Capitolo I - L'Inizio
1 - La Verità
Sono davanti a questo computer da quasi mezz’ora, ma
quando mi ero seduto non avrei mai immaginato di poter finire
così. Premo di nuovo la freccia a destra, ed è
esattamente la settantasettesima volta che lo faccio ma ora non fa
più male.
Quando ho acceso il pc ho trovato nella casella e-mail
una cartella con duecentoventitre foto accompagnata da queste parole: Penso che sia giusto che tu
sappia, anche se non avresti dovuto saperlo da me.

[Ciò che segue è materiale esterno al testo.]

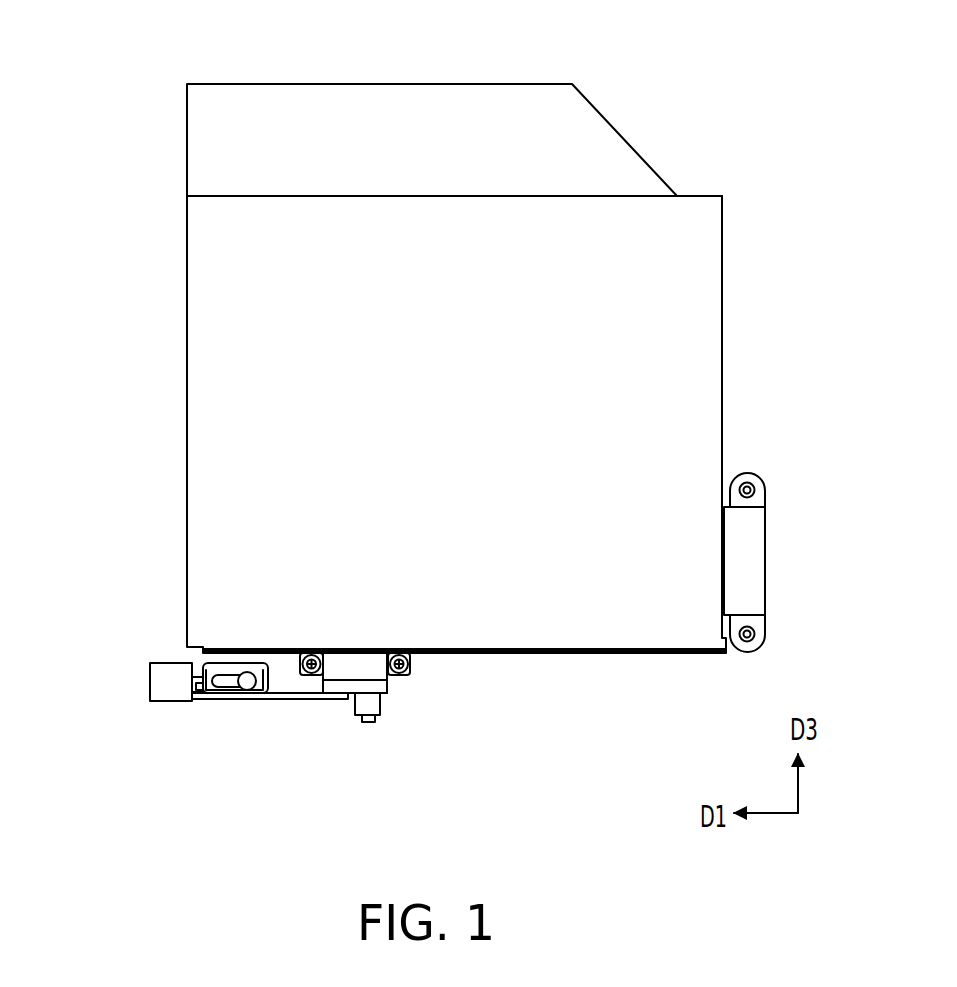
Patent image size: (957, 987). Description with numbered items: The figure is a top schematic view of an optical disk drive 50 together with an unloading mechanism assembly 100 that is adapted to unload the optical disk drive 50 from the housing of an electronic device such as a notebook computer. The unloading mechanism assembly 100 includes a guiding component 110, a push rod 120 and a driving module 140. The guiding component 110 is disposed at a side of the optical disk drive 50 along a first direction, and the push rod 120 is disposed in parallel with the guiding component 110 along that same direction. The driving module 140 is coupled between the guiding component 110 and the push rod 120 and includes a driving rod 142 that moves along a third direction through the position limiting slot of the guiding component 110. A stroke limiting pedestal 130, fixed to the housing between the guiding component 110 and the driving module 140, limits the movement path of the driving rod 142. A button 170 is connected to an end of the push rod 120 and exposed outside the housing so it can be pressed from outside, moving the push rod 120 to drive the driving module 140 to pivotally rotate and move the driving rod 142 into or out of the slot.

The optical disk drive 50 is at (375, 127).
The unloading mechanism assembly 100 is at (336, 731).
The guiding component 110 is at (580, 657).
The push rod 120 is at (307, 699).
The stroke limiting pedestal 130 is at (380, 675).
The driving module 140 is at (382, 688).
The driving rod 142 is at (368, 722).
The button 170 is at (160, 682).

Cambio ancora foto, perché ho intenzione di vedermele tutte,
non
voglio restare ancora nell’ignoranza. Lo skyline di New York
riempie lo sfondo e per quanto sia un amante di quella meravigliosa
città i miei occhi restano fissi sui due soggetti centrali.
Il
ragazzo ha le mani sui fianchi di una ragazza e la sta guardando dritto
negli occhi, anche se lo sguardo di lei è abbassato con
pudicizia. Premo ancora il tasto e passo alla foto successiva dove le
labbra del ragazzo sono premute sul collo di lei, mentre questa passa
le braccia attorno al suo collo. Non mi fa più male vedere
queste immagini, perché ho stampato sulla retina la foto
numero
cinque, quella che mi ha davvero spezzato, che mi ha fatto dubitare di
tutto il mio mondo.
Non serve nemmeno che torni indietro per
ricordarmela: non c’è più il cielo a
fare da
sfondo, ma uno sgabuzzino dalle pareti gialle, con qualche armadio,
però i soggetti sono gli stessi, solo più
svestiti, anzi
completamente nudi. Potrebbe anche sembrare uno screenshot di un video
soft porn, se non per gli sguardi stupiti, terrorizzati e sconvolti che
fissano la telecamera. La scena è molto semplice: lei
è
spalle al muro, con le braccia attorno al collo di lui e le gambe che
si stringono sulla sua vita, lui invece tiene le mani sul suo sedere e
i bacini si scontrano. Non ho dubbi che prima che fosse stata scattata
la foto i due si stessero muovendo e non ho nemmeno bisogno di
immaginare i suoni che riempivano la stanza, perché li
conosco
fin troppo bene.
Ecco, quella foto era stata quella che mi aveva
bloccato, l’avevo osservata forse per cinque minuti, sperando
che
ogni volta che sbattevo le palpebre i soggetti cambiassero, che non
fosse vero, ma le duecentodiciotto foto successive non mentono.
Mi
sento un vero idiota a pensare che si potesse mantenere una relazione a
distanza, che noi due ce l’avremmo fatta, ma ogni foto che
vedo
è come una voce che mi urla contro che mi prende in giro.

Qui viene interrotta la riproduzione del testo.